Structure of Na2O–MgO–CaO–SiO2 glasses by combined Raman spectroscopy and thermodynamic modeling approach

The present contribution deals with the Raman spectra and structure of Na2O–MgO–CaO–SiO2 glasses. Six glasses with the trisilicate overall composition 15Na2O·xMgO·(10–x)CaO·75SiO2 (x = 0, 2, 4, 6, 8, 10) were studied. The structure of studied glasses was described by the thermodynamic model of Shakhmatkin and Vedishcheva. From the 27 components with the stoichiometry given by the composition of stable crystalline phases, only eight were found in significant abundance in the studied glasses—namely: SiO2, 2MgO·SiO2 (M2S), MgO·SiO2 (MS), Na2O·3CaO·6SiO2 (NC3S6), Na2O·CaO·5SiO2 (NCS5), Na2O·MgO·4SiO2 (NMS4), Na2O·SiO2 (NS), and Na2O·2SiO2 (NS2).
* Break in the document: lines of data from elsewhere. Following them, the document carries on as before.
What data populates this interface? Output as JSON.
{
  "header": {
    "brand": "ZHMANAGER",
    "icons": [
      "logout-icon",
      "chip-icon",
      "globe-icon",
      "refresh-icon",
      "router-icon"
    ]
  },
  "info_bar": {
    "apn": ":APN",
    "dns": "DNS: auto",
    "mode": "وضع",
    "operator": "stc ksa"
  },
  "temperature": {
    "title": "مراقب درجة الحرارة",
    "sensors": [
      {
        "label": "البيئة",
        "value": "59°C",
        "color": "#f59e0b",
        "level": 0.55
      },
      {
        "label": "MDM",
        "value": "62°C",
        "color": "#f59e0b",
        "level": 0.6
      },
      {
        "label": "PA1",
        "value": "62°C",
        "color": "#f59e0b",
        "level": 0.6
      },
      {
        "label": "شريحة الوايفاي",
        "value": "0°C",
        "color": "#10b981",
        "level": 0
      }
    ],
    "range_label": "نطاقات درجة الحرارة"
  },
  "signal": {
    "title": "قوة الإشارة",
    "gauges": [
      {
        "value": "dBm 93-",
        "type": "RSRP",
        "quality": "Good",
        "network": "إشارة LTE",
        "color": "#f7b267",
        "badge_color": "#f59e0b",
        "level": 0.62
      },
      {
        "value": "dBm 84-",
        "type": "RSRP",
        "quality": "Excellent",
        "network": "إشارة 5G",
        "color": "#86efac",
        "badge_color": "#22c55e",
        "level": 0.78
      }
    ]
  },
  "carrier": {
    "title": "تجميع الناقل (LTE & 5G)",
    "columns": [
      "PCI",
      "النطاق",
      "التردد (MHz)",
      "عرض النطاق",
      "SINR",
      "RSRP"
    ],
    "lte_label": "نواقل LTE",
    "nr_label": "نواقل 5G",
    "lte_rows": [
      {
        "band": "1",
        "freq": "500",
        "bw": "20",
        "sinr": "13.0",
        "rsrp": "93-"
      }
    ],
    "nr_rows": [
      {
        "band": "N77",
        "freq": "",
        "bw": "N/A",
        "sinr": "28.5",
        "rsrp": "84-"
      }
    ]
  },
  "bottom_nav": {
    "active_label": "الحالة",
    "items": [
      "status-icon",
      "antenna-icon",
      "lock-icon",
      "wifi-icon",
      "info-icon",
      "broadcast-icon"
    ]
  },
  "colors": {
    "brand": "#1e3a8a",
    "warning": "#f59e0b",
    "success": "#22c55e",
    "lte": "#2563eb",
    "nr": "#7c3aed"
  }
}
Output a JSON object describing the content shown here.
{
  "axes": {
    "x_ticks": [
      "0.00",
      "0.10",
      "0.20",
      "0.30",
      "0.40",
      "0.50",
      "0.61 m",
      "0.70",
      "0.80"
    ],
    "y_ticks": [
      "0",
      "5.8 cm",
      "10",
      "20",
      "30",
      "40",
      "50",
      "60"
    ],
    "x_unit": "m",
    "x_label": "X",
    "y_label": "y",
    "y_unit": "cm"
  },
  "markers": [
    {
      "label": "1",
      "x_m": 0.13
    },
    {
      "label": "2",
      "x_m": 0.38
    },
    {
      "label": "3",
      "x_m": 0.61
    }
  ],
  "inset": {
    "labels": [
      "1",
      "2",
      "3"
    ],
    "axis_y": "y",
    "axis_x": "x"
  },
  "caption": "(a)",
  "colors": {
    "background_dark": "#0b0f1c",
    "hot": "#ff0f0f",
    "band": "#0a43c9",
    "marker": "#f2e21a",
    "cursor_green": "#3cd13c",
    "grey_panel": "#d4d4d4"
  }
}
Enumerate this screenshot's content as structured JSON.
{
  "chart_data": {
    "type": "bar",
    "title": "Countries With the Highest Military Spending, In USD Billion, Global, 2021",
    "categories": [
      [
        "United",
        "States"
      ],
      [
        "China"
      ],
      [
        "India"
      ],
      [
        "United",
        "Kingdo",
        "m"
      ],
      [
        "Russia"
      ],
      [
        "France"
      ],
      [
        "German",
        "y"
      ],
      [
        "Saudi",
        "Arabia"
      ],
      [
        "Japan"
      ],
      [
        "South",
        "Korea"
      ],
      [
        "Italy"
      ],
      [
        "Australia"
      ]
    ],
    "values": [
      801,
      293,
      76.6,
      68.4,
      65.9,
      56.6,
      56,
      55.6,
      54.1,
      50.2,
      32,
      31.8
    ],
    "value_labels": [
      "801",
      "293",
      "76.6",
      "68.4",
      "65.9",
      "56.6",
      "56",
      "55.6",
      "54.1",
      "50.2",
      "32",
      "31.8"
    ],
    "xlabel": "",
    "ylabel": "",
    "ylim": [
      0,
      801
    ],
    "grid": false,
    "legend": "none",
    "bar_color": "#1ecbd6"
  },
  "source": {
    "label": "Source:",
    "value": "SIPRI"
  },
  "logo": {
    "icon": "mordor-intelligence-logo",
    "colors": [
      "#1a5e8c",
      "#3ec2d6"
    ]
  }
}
The correlation analysis points out that the strong positive correlations between the equilibrium molar amounts of: {M2S–MS–SiO2}, {NC3S6–NCS5}, and {NMS4–NS–NS2}. From the components of significant abundance, only the content of MS and NC3S6 change significantly within the studied compositional series. These two components were identified with the result of the principal component analysis of Raman spectra that indicated the presence of two independent spectral components. Using the method of Malfait the partial Raman spectra of MS and NC3S6 components were found. The obtained results very well reproduce the experimental Raman spectra and confirmed in such way the thermodynamic model.